The ResNet50 architecture (Kaldera et al. 2019) was developed to address the degradation problem and the issue of numerous nonlinear layers learning identity maps. It was the winner of the ILSVRC-2015 competition in 2015. A network in network design called ResNet50 is built using several stacked residual units. The network is constructed using residual units as building pieces. The ResNet50 block diagram is shown below.

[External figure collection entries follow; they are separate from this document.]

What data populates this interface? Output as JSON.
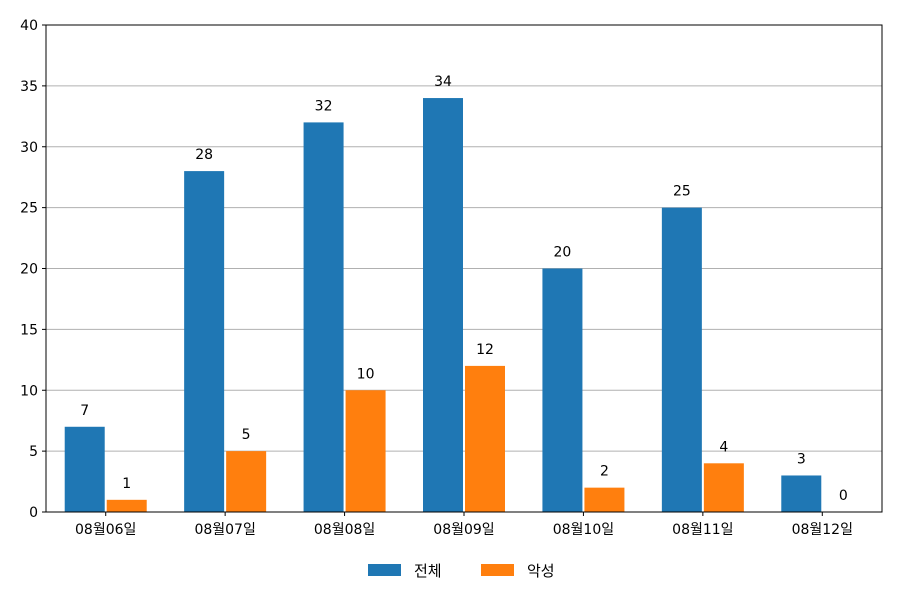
{
  "chart_data": {
    "type": "bar",
    "categories": [
      "08월06일",
      "08월07일",
      "08월08일",
      "08월09일",
      "08월10일",
      "08월11일",
      "08월12일"
    ],
    "series": [
      {
        "name": "전체",
        "values": [
          7,
          28,
          32,
          34,
          20,
          25,
          3
        ]
      },
      {
        "name": "악성",
        "values": [
          1,
          5,
          10,
          12,
          2,
          4,
          0
        ]
      }
    ],
    "ylim": [
      0,
      40
    ],
    "yticks": [
      0,
      5,
      10,
      15,
      20,
      25,
      30,
      35,
      40
    ],
    "grid": "horizontal",
    "legend_position": "bottom-center",
    "data_labels": true
  },
  "colors": {
    "series": [
      "#1f77b4",
      "#ff7f0e"
    ],
    "grid": "#b0b0b0",
    "axis": "#000000"
  }
}
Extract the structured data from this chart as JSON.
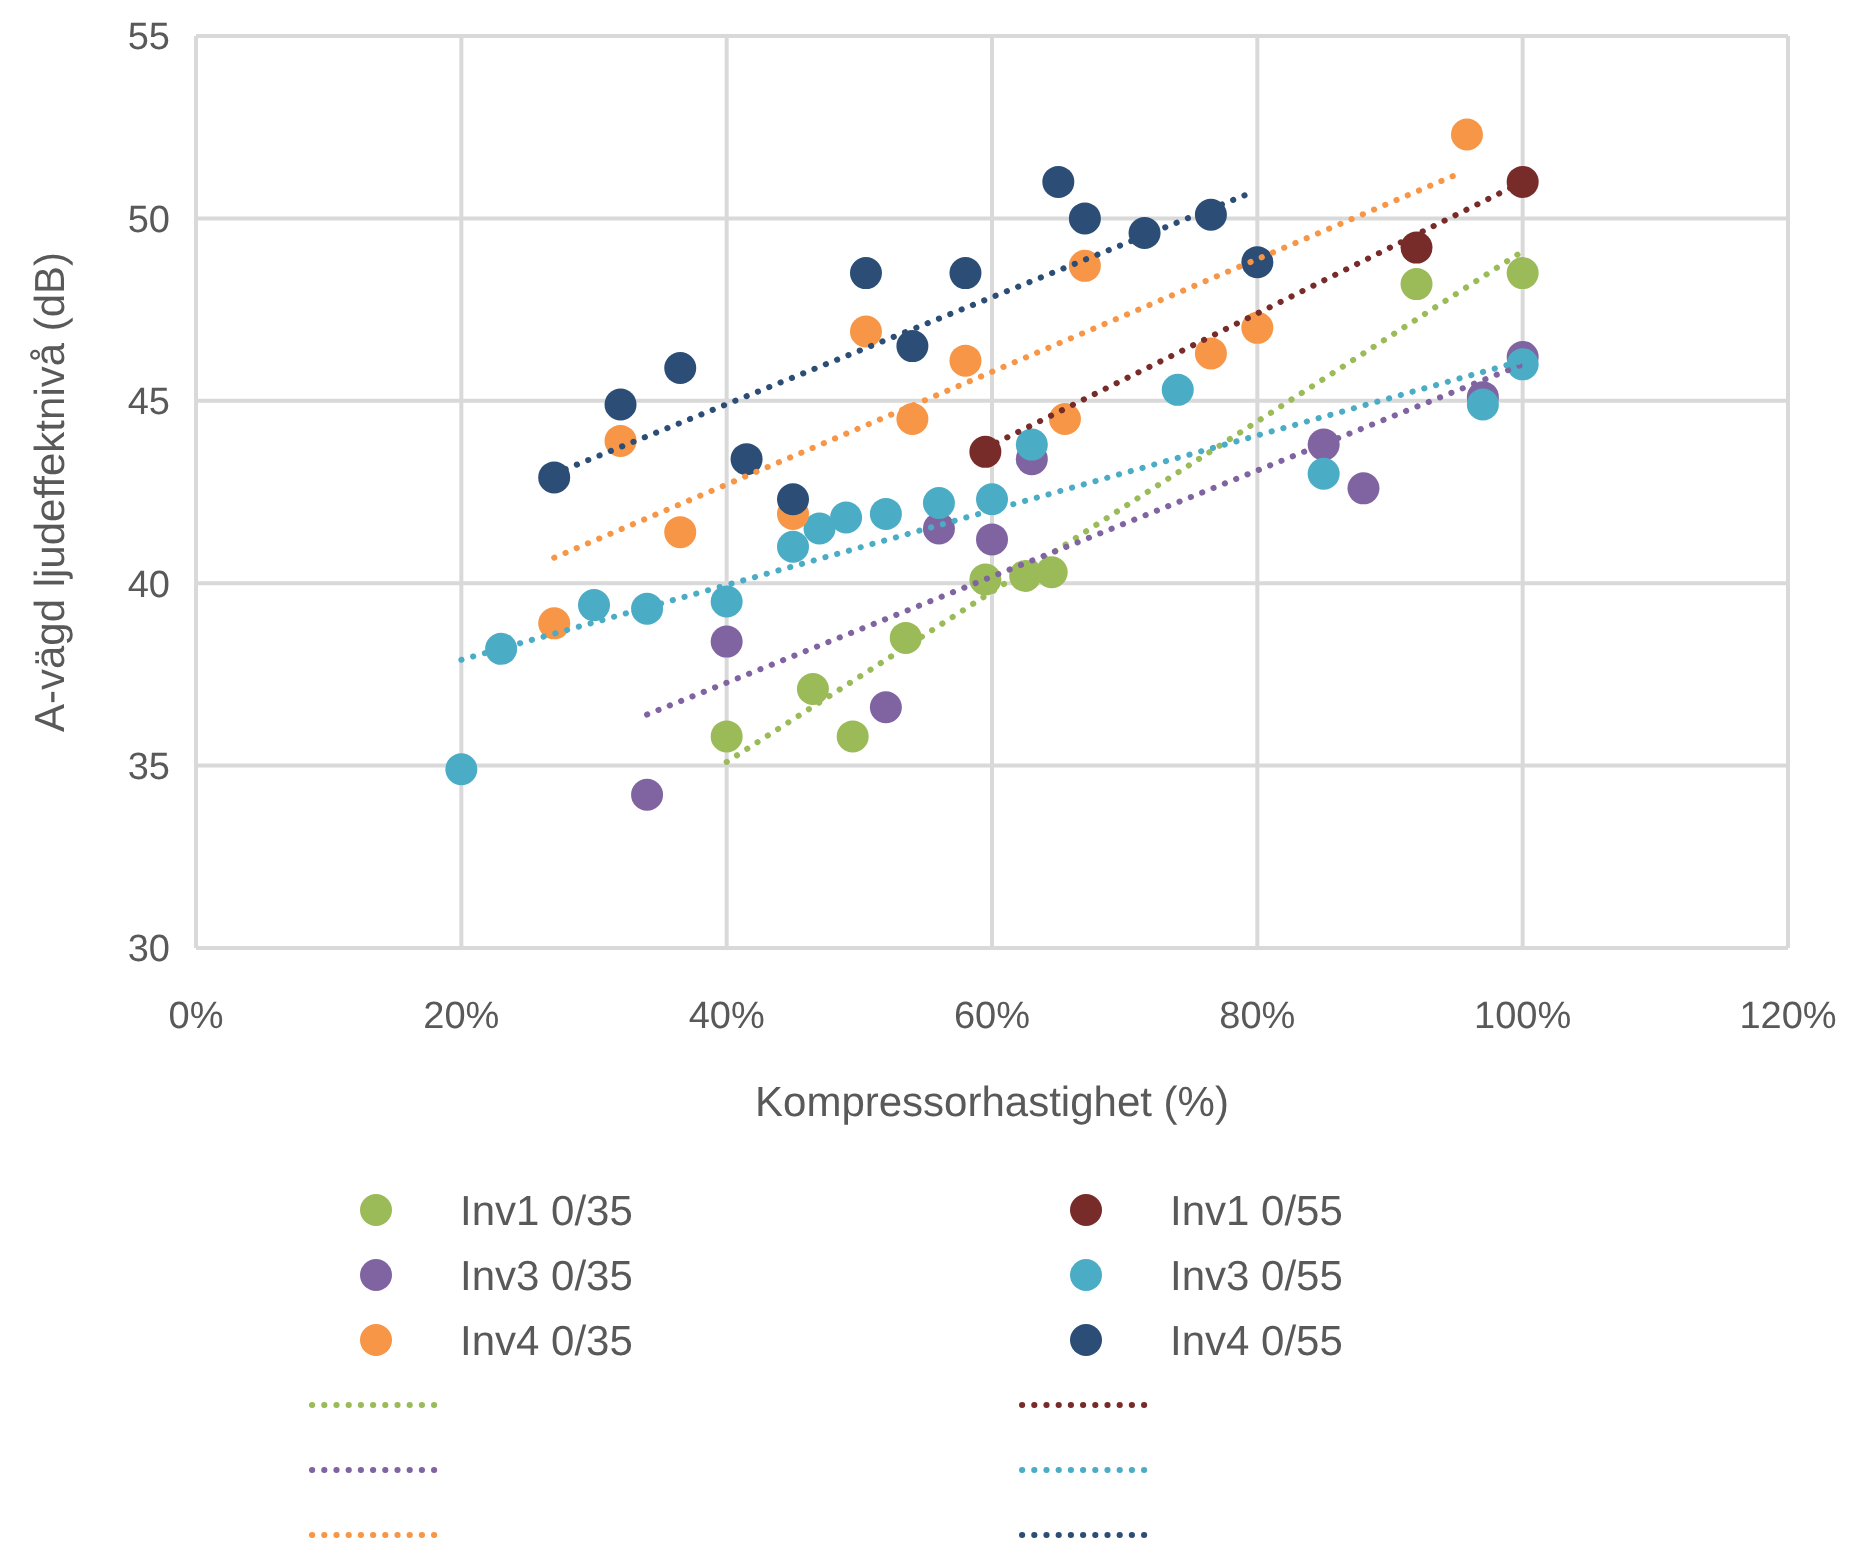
{
  "chart_data": {
    "type": "scatter",
    "xlabel": "Kompressorhastighet (%)",
    "ylabel": "A-vägd ljudeffektnivå (dB)",
    "xlim": [
      0,
      120
    ],
    "ylim": [
      30,
      55
    ],
    "xticks": [
      {
        "value": 0,
        "label": "0%"
      },
      {
        "value": 20,
        "label": "20%"
      },
      {
        "value": 40,
        "label": "40%"
      },
      {
        "value": 60,
        "label": "60%"
      },
      {
        "value": 80,
        "label": "80%"
      },
      {
        "value": 100,
        "label": "100%"
      },
      {
        "value": 120,
        "label": "120%"
      }
    ],
    "yticks": [
      30,
      35,
      40,
      45,
      50,
      55
    ],
    "grid": true,
    "legend": "bottom",
    "marker": "circle",
    "series": [
      {
        "name": "Inv1 0/35",
        "color": "#9bbb59",
        "x": [
          40,
          46.5,
          49.5,
          53.5,
          59.5,
          62.5,
          64.5,
          92,
          100
        ],
        "values": [
          35.8,
          37.1,
          35.8,
          38.5,
          40.1,
          40.2,
          40.3,
          48.2,
          48.5
        ]
      },
      {
        "name": "Inv1 0/55",
        "color": "#772c2a",
        "x": [
          59.5,
          92,
          100
        ],
        "values": [
          43.6,
          49.2,
          51.0
        ]
      },
      {
        "name": "Inv3 0/35",
        "color": "#8064a2",
        "x": [
          34,
          40,
          52,
          56,
          60,
          63,
          85,
          88,
          97,
          100
        ],
        "values": [
          34.2,
          38.4,
          36.6,
          41.5,
          41.2,
          43.4,
          43.8,
          42.6,
          45.1,
          46.2
        ]
      },
      {
        "name": "Inv3 0/55",
        "color": "#4bacc6",
        "x": [
          20,
          23,
          30,
          34,
          40,
          45,
          47,
          49,
          52,
          56,
          60,
          63,
          74,
          85,
          97,
          100
        ],
        "values": [
          34.9,
          38.2,
          39.4,
          39.3,
          39.5,
          41.0,
          41.5,
          41.8,
          41.9,
          42.2,
          42.3,
          43.8,
          45.3,
          43.0,
          44.9,
          46.0
        ]
      },
      {
        "name": "Inv4 0/35",
        "color": "#f79646",
        "x": [
          27,
          32,
          36.5,
          45,
          50.5,
          54,
          58,
          65.5,
          67,
          76.5,
          80,
          95.8
        ],
        "values": [
          38.9,
          43.9,
          41.4,
          41.9,
          46.9,
          44.5,
          46.1,
          44.5,
          48.7,
          46.3,
          47.0,
          52.3
        ]
      },
      {
        "name": "Inv4 0/55",
        "color": "#2c4d75",
        "x": [
          27,
          32,
          36.5,
          41.5,
          45,
          50.5,
          54,
          58,
          65,
          67,
          71.5,
          76.5,
          80
        ],
        "values": [
          42.9,
          44.9,
          45.9,
          43.4,
          42.3,
          48.5,
          46.5,
          48.5,
          51.0,
          50.0,
          49.6,
          50.1,
          48.8
        ]
      },
      {
        "type": "line",
        "line_style": "dotted",
        "marker": "none",
        "color": "#9bbb59",
        "x": [
          40,
          100
        ],
        "values": [
          35.1,
          49.1
        ]
      },
      {
        "type": "line",
        "line_style": "dotted",
        "marker": "none",
        "color": "#772c2a",
        "x": [
          59.5,
          100
        ],
        "values": [
          43.7,
          51.0
        ]
      },
      {
        "type": "line",
        "line_style": "dotted",
        "marker": "none",
        "color": "#8064a2",
        "x": [
          34,
          100
        ],
        "values": [
          36.4,
          46.0
        ]
      },
      {
        "type": "line",
        "line_style": "dotted",
        "marker": "none",
        "color": "#4bacc6",
        "x": [
          20,
          100
        ],
        "values": [
          37.9,
          46.1
        ]
      },
      {
        "type": "line",
        "line_style": "dotted",
        "marker": "none",
        "color": "#f79646",
        "x": [
          27,
          95
        ],
        "values": [
          40.7,
          51.2
        ]
      },
      {
        "type": "line",
        "line_style": "dotted",
        "marker": "none",
        "color": "#2c4d75",
        "x": [
          27,
          79.5
        ],
        "values": [
          43.0,
          50.7
        ]
      }
    ]
  }
}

Conclusion and Future Research
Skin cancer arises from the unchecked growth of abnormal cells in the epidermis, the outermost layer of skin, caused by mutations resulting from unrepaired DNA damage. Due to these alterations, skin cells proliferate uncontrollably and develop into malignant tumors. The four main types of skin cancer are basal cell carcinoma, squamous cell carcinoma, melanoma, and nicoell cell carcinoma (MCC).In terms of average accuracy and average precision measurements, the MXD model outperformed rival CNN architectures on both the original and supplemented datasets. There are some limitations that need to be addressed in future research at this stage of the investigation. The study's trials are limited by the usage of free resources (Google Colab). Because Google Colab only provides the server for a short time, hyperparameter tuning, basis model training on databases other than Imagenet (this study used Imagenet as the base database), and the use of Adadelta, FTRL, NAdam, Adadelta, and other optimizers were not included in this research. Another issue is that rather than using primary data that was gathered straight from the fields, the research made use of publicly available secondary data. When creating models with little datasets, the testing and observations discussed here are crucial. This research shown that the most accurate model for identifying skin cancer was the ensemble MXD model, which was derived from vgg19, resnet152v2, and changed into. The efficacy of the proposed architecture was compared with six state-of-the-art individual CNN implementations and switch learning. Both the original and enhanced versions of the image dataset were used in the research. On all of the original and more useful datasets, the MXD model was shown to have better average accuracy and average precision than any current CNN designs. With the use of massive amounts of data and powerful computing power, we hope to be able to predict the future and provide exact outcomes. Performance as a whole and the number of frames per second will rise with more processing power.